Em 2020, logo no início das medidas de isolamento social, a Hurb começou a vender os Pacotes com Data Flexível, incluindo transporte aéreo e hospedagem, para datas muito distantes, com preços muito abaixo dos praticados pelo mercado (leia aqui). Os valores sequer cobririam as passagens. O resultado não poderia ser outro: clientes que ficaram sem a sua tão sonhada viagem e proprietários de pousadas e hotéis que não receberam o pagamento.
Ressalto que outras OTAs adotaram uma postura muito mais responsável para enfrentar a pandemia. Foi o caso da Decolar, que demonstrou preocupação com a sustentabilidade do seu negócio no longo prazo.
Talvez em razão dos efeitos da pandemia, o governo permaneceu inerte por muito tempo e deixou os consumidores da Hurb sem a merecida proteção. De fato, apenas no 2° semestre/2022, o Ministério da Justiça pediu explicações à empresa sobre os pacotes que não estavam sendo entregues (leia aqui). Em maio de 2023, a Senacon/MJ decidiu suspender a venda de pacotes flexíveis pela Hurb até que a empresa apresentasse um “plano concreto de resolução” dos contratos anteriormente firmados (leia aqui). Nessa época, observamos muitos estabelecimentos hoteleiros deixaram de atender clientes Hurb em razão de falta de pagamento: os clientes às vezes chegavam a viajar, mas ficavam sem hospedagem.
Foi, nesse contexto, que a 123milhas lançou os “voos flexíveis” no início de 2022, mesmo conhecendo a experiência negativa da Hurb.

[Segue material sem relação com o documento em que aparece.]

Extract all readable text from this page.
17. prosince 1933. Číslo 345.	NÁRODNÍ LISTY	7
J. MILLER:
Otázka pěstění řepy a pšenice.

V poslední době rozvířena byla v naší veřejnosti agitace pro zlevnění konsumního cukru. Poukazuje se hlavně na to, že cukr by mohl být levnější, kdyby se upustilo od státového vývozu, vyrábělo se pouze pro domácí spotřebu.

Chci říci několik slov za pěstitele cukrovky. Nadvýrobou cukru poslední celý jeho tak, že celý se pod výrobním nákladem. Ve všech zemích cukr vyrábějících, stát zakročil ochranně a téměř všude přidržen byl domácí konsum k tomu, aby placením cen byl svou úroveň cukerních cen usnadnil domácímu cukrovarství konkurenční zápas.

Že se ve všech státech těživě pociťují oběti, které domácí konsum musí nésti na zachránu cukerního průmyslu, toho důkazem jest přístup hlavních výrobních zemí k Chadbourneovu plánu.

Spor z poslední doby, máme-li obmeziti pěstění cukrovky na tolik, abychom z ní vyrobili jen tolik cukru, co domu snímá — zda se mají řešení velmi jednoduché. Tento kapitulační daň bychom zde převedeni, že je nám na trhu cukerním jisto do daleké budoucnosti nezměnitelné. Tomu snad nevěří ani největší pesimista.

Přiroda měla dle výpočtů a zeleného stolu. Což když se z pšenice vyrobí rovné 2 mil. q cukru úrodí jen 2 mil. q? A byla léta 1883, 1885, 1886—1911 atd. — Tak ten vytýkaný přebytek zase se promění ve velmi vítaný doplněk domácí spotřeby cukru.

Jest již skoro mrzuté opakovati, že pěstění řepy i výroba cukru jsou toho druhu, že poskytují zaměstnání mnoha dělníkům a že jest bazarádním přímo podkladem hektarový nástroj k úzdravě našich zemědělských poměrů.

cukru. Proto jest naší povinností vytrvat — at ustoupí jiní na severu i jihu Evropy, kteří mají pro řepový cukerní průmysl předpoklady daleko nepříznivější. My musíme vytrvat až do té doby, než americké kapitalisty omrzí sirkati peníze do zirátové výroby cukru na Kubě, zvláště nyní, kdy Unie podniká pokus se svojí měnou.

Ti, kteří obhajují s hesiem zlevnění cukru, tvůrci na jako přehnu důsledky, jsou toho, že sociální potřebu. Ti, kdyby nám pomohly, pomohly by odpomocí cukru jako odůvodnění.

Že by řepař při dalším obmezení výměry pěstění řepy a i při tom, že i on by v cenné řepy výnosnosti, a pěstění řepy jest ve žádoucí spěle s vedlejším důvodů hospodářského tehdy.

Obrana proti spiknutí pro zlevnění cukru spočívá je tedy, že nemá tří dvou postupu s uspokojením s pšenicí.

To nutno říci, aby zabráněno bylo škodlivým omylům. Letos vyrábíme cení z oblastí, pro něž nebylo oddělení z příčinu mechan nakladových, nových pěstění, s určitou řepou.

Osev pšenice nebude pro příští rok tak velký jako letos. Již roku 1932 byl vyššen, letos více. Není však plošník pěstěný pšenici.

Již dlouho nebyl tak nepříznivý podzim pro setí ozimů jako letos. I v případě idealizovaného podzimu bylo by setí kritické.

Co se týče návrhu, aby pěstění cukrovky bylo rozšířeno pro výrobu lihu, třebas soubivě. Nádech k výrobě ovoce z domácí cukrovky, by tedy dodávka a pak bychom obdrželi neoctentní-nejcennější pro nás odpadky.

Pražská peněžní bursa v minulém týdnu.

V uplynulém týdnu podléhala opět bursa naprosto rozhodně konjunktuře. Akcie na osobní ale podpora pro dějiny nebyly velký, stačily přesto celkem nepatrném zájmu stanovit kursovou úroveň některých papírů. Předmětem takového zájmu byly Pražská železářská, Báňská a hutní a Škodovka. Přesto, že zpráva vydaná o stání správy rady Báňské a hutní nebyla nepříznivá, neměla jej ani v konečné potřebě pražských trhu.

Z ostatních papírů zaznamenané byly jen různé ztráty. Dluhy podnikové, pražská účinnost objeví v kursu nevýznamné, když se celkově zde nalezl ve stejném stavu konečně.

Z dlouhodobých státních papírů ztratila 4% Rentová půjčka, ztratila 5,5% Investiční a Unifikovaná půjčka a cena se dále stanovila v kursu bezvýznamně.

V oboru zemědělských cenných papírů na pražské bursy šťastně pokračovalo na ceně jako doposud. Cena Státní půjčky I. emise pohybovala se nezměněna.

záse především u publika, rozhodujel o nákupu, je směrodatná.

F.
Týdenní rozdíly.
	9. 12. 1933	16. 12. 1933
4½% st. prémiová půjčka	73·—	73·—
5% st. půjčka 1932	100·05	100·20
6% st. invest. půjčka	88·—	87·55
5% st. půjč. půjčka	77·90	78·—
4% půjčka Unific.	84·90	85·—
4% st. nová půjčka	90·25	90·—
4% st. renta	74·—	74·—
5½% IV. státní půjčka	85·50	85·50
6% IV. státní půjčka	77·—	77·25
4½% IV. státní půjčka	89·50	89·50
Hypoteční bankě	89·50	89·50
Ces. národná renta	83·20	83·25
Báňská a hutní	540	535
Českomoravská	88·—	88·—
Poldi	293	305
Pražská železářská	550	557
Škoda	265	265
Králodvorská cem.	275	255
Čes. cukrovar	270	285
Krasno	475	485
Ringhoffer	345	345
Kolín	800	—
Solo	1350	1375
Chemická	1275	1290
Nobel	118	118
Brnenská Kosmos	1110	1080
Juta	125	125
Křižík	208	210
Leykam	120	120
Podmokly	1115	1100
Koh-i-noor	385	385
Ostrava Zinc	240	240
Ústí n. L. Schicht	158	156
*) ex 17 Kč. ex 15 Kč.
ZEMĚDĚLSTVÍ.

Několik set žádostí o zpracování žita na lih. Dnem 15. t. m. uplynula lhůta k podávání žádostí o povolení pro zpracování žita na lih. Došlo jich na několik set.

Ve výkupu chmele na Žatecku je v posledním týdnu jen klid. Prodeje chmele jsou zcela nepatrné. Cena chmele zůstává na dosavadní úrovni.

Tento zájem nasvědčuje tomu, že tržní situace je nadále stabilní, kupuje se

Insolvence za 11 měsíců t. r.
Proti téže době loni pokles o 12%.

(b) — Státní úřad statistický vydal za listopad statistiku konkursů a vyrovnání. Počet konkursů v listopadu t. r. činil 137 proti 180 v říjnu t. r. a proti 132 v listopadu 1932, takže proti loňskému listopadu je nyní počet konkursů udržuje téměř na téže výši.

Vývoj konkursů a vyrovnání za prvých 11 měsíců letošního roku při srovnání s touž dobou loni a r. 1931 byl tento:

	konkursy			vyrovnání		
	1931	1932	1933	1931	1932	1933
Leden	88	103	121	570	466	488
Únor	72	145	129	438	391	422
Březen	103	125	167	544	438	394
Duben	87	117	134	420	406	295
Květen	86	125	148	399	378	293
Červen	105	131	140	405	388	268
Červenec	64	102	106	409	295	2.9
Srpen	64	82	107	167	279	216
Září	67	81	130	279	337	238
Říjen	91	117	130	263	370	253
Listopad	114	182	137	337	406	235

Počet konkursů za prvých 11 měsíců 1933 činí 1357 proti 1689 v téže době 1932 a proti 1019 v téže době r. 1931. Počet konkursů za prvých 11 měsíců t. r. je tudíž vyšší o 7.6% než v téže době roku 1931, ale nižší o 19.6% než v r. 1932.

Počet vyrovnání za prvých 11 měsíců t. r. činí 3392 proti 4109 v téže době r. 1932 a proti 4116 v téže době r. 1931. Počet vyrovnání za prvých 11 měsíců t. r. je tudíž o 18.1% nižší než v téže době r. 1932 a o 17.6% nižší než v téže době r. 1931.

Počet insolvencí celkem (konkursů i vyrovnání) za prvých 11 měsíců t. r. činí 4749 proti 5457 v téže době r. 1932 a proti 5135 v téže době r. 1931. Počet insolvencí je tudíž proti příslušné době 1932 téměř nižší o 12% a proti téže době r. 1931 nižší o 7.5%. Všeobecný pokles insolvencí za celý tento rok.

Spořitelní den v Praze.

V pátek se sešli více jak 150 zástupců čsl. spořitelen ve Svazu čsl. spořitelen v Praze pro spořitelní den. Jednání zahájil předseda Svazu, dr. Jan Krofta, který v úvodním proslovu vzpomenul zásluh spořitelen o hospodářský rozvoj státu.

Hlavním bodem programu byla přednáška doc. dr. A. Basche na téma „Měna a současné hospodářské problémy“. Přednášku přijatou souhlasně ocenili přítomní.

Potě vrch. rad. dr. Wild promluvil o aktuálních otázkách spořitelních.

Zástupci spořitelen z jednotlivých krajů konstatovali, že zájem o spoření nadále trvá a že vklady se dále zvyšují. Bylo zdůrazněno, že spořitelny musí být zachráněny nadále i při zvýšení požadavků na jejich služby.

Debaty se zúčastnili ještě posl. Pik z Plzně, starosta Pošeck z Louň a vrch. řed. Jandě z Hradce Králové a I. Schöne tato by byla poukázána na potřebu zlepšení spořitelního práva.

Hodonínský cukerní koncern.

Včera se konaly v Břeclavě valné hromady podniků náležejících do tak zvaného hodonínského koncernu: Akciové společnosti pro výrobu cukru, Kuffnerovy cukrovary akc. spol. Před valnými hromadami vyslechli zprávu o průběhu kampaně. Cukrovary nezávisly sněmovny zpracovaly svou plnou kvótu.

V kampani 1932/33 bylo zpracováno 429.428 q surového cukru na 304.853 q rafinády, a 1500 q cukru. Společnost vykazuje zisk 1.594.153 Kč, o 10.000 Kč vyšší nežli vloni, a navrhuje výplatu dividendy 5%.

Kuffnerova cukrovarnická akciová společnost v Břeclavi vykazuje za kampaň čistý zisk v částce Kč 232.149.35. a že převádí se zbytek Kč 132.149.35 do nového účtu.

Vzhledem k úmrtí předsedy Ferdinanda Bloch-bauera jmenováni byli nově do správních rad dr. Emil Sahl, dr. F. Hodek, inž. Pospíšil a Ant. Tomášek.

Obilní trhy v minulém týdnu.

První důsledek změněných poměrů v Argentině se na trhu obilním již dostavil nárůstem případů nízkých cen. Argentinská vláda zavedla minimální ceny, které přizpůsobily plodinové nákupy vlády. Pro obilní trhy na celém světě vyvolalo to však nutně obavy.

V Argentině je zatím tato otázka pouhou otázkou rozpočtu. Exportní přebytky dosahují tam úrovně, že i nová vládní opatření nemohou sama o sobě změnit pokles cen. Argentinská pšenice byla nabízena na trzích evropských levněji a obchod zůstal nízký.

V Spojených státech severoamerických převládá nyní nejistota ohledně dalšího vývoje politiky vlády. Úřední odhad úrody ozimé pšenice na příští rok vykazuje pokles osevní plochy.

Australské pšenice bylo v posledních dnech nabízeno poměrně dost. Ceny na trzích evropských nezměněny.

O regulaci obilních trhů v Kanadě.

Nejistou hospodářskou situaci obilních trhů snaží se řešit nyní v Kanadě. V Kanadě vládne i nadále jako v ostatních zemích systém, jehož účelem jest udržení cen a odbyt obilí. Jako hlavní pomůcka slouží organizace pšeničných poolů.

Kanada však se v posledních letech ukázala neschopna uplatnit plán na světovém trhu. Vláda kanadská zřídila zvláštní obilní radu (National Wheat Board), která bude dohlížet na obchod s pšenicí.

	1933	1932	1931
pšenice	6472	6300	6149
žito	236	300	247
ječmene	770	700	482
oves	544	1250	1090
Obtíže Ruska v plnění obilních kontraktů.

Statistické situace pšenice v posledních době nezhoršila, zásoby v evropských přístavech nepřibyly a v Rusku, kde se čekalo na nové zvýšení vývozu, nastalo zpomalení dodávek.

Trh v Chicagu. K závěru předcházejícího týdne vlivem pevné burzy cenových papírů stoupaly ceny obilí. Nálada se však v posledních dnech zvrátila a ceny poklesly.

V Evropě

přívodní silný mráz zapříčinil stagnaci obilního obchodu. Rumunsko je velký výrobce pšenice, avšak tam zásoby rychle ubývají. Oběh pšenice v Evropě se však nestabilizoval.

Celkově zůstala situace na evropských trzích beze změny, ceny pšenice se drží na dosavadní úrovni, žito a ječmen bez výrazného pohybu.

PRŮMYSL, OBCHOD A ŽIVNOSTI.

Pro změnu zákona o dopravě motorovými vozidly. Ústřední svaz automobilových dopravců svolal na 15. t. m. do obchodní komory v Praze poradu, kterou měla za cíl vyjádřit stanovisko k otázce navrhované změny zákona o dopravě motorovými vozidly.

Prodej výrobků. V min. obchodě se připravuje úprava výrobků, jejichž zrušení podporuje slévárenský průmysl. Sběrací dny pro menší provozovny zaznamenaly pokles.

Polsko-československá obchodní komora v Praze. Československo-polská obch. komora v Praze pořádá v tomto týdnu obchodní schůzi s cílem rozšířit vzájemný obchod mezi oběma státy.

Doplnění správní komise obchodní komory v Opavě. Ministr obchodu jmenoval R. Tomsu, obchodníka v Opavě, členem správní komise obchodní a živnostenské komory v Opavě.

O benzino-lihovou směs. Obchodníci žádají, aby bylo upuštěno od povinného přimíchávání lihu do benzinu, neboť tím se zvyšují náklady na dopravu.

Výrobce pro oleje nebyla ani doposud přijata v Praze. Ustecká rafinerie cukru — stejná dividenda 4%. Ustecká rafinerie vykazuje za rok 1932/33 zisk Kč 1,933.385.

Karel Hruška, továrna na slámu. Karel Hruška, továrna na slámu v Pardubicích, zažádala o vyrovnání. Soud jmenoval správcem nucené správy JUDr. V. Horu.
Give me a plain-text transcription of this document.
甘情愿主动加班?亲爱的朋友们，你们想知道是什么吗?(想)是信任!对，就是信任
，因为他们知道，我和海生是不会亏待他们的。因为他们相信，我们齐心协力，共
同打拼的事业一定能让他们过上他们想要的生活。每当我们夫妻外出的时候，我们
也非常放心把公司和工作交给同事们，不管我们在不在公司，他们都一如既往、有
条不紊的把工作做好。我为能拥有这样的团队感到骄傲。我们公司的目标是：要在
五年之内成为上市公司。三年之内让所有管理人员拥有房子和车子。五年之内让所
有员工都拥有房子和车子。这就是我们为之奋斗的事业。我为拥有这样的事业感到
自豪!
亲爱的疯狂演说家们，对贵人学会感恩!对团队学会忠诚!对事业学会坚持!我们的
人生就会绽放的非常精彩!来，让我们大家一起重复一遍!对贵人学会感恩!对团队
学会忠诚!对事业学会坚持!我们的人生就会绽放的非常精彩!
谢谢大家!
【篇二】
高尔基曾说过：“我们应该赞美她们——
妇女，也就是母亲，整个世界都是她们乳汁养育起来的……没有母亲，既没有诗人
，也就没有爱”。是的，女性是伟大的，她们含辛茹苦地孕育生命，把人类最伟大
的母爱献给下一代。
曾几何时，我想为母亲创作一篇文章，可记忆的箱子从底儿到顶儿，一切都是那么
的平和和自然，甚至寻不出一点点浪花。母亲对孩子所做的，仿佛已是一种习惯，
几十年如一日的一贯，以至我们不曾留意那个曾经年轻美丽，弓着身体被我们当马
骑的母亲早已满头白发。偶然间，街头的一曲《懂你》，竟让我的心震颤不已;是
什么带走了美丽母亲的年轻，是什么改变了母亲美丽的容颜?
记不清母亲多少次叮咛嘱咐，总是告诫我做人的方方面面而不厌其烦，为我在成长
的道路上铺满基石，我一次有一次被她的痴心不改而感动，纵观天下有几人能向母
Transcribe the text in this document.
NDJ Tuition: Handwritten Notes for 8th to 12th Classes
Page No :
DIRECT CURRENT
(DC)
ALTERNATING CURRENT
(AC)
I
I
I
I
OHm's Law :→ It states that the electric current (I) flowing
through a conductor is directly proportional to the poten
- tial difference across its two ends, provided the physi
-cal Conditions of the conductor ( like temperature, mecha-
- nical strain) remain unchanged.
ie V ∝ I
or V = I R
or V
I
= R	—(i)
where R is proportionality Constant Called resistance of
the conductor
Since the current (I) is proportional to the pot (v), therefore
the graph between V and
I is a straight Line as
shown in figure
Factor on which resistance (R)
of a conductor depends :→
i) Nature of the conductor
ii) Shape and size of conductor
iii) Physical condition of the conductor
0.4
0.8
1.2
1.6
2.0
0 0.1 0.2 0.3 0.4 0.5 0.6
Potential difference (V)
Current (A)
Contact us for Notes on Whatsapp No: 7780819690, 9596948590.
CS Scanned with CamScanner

A boa notícia é que, recentemente, passou-se a discutir alguma forma de regulação do modelo de negócios da 123milhas, conforme revela uma audiência em 13/9/2023 na Comissão de Defesa do Consumidor da Câmara dos Deputados.
Viajar é para todos?
Diante de tudo isso, será que o lema da 123milhas faz sentido? Acredito que todos podem viajar, mas nem toda viagem é acessível a todos. Se você tem poucos recursos para gastar, obviamente, deve optar por destinos mais próximos, mais baratos e adotar um estilo de viagem mais simples. Esqueça Paris, Londres ou Nova Iorque, pois são cidades muito caras. Há inúmeros destinos, nacionais e internacionais, baratos e igualmente encantadores. Não queira dar um passo maior que a sua perna! Essa é a receita para cair em armadilhas como a das passagens promo.
É importante destacar que as passagens aéreas representam apenas uma pequena parcela do custo total da viagem (20-30%). Há outros custos relevantes, tais como, hospedagem, alimentação, transporte e os ingressos para atrações turísticas. Por óbvio, se você está viajando para um destino caro, pagar barato na passagem terá pouca influência no montante total que você irá gastar.
Por outro lado, se você der uma olhada ao seu redor, certamente, vai encontrar opções de destinos bons, bonitos e baratos para visitar. A Argentina e a Bolívia, por exemplo, são destinos turísticos incríveis, próximos e bem em conta. Dá até para ir de ônibus, se você tiver tempo e coragem. No Brasil mesmo, há tantos lugares interessantes e diferentes que nem sei por onde começar. E quanto mais você ler sobre o destino, sua história, sua cultura e suas atrações, mais encantador ele vai se tornar.
Por fim, leve a sério os seus sonhos. Se você sonha em visitar um destino e não tem condições financeiras, não se entregue a aventuras como as das passagens ou pacotes “flexíveis”. Planeje, pesquise, junte dinheiro, ainda que tudo isso leve um certo tempo.
Se for o caso, procure agências de turismo sólidas e confiáveis. Uma dica é procurar agências com ações negociadas em bolsa de valores. Elas são obrigadas a divulgar periodicamente seus balanços e fica muito mais fácil para o público verificar a sua saúde financeira.
Espero que essas considerações lhes sejam úteis! Boas viagens!